Science Agent — Plan

Status: Planning Goal: Improve scientific collaboration in AI-assisted research. Citation validation is capability #1; claim verification and research corpus management are next.

Problem

AI coding assistants confabulate academic citations at a measurable rate (~12% of entries in our corpus had issues). The pattern: 95% correct (author, title, journal), 5% confabulated (co-authors, exact titles, article numbers). Passes casual review. Propagates through citation graphs.
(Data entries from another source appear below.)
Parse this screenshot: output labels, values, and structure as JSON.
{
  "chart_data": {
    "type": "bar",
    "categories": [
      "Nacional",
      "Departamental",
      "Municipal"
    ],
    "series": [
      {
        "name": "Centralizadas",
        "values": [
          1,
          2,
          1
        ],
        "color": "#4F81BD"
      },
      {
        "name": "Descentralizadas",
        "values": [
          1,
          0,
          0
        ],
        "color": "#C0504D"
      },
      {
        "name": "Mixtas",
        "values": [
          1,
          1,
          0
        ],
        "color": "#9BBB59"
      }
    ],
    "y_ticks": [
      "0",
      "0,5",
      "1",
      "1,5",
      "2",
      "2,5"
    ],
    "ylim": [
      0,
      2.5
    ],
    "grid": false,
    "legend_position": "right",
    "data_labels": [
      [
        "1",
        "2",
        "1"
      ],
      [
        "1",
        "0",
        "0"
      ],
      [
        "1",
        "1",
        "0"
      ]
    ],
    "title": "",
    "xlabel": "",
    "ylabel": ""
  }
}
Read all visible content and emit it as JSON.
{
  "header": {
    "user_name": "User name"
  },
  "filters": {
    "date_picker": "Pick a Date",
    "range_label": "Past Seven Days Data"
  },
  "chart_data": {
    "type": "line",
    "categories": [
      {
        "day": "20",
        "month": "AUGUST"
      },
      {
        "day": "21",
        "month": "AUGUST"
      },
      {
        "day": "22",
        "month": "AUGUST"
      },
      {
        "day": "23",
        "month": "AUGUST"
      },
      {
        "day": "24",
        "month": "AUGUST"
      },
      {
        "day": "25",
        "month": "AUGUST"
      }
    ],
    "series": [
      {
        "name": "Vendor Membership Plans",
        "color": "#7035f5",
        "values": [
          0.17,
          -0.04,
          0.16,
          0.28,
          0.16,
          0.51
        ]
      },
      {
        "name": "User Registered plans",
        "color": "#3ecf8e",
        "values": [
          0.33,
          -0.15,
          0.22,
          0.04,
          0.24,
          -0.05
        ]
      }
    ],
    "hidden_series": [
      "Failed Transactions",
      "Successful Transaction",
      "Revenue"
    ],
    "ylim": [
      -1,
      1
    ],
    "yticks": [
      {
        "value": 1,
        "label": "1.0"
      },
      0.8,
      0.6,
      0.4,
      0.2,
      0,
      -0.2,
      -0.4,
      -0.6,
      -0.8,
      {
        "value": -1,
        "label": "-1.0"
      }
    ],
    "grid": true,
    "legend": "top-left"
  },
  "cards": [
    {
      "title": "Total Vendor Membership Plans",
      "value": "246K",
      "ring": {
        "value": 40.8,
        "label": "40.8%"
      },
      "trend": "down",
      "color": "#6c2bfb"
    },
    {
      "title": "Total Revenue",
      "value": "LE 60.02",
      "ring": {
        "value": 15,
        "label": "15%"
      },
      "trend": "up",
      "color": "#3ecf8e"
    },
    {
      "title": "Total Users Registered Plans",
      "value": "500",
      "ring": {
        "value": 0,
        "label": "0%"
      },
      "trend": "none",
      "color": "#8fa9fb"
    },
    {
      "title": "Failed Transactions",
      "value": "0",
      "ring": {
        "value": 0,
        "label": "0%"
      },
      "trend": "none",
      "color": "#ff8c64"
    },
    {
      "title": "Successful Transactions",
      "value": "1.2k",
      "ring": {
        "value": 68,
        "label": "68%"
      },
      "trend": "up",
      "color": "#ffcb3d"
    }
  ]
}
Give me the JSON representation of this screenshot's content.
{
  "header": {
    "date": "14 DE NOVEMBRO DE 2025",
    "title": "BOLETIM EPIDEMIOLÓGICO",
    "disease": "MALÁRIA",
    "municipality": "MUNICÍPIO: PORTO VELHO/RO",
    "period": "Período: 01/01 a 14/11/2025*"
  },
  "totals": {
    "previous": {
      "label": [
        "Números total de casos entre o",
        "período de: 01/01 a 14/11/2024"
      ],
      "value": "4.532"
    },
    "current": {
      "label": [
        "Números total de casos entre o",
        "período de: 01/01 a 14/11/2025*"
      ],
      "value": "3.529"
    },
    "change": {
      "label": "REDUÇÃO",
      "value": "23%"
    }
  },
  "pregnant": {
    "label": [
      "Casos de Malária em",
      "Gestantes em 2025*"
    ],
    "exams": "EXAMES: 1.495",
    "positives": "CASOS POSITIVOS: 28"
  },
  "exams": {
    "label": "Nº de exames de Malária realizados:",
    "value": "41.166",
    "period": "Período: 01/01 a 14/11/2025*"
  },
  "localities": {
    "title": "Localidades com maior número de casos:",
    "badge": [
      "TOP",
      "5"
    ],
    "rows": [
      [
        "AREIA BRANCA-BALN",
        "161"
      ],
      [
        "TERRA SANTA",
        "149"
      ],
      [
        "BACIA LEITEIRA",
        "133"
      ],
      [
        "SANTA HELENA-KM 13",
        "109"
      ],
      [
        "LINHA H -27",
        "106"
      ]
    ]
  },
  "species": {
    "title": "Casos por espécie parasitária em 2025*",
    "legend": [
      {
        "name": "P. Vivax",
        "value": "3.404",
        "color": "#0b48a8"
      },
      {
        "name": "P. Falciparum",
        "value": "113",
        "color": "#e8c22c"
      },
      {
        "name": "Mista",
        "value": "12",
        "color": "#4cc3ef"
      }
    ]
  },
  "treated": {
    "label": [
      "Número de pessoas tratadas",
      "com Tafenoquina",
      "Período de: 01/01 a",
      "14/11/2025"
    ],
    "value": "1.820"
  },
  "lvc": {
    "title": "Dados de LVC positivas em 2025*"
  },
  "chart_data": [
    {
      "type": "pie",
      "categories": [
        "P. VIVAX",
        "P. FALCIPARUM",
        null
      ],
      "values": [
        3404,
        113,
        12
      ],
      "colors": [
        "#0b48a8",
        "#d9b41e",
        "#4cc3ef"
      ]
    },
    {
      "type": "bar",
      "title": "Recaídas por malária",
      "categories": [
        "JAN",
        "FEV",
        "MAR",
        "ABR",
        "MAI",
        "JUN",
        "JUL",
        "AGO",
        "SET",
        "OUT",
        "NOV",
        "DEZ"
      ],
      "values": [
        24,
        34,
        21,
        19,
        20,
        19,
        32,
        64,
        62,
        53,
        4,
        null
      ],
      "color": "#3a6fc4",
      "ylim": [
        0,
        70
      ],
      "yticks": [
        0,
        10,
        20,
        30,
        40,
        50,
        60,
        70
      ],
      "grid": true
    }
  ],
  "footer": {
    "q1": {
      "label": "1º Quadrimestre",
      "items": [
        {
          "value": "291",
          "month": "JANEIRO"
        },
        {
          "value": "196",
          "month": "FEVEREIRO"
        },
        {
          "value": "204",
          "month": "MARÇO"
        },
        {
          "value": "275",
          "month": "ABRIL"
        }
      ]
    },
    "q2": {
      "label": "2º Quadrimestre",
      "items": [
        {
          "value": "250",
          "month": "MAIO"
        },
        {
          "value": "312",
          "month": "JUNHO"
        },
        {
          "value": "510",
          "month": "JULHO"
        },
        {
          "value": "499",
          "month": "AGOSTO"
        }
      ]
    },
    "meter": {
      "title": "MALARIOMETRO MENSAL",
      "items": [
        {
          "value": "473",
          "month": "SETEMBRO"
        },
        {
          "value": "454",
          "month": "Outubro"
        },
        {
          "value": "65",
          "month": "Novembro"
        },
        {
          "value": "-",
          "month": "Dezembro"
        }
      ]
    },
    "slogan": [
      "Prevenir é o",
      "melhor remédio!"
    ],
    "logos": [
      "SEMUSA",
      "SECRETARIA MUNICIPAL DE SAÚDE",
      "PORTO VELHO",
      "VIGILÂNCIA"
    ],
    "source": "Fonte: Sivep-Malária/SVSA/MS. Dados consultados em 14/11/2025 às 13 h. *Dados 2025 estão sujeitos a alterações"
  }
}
Discovered via Scrutinizer project audit (2026-03-19): 34 BibTeX entries, ~70 inline citations, 30+ spec files. 1 complete fabrication, 5 partial confabulations, multiple title/author inconsistencies.

Architecture

Core: Citation Index

A local-first citation database built from:

PDF corpus — research papers stored locally, metadata extracted (title, authors, year, DOI, abstract)
BibTeX files — parsed and indexed as the project's source of truth
CrossRef API — external validation of DOIs, titles, author lists
Semantic Scholar API — fallback for papers not in CrossRef

The index maps: (author_surname, year) → [{title, authors, doi, journal, volume, pages, local_pdf_path}]

Mode 1: Claude Code Agent (`.claude/agents/science-agent.md`)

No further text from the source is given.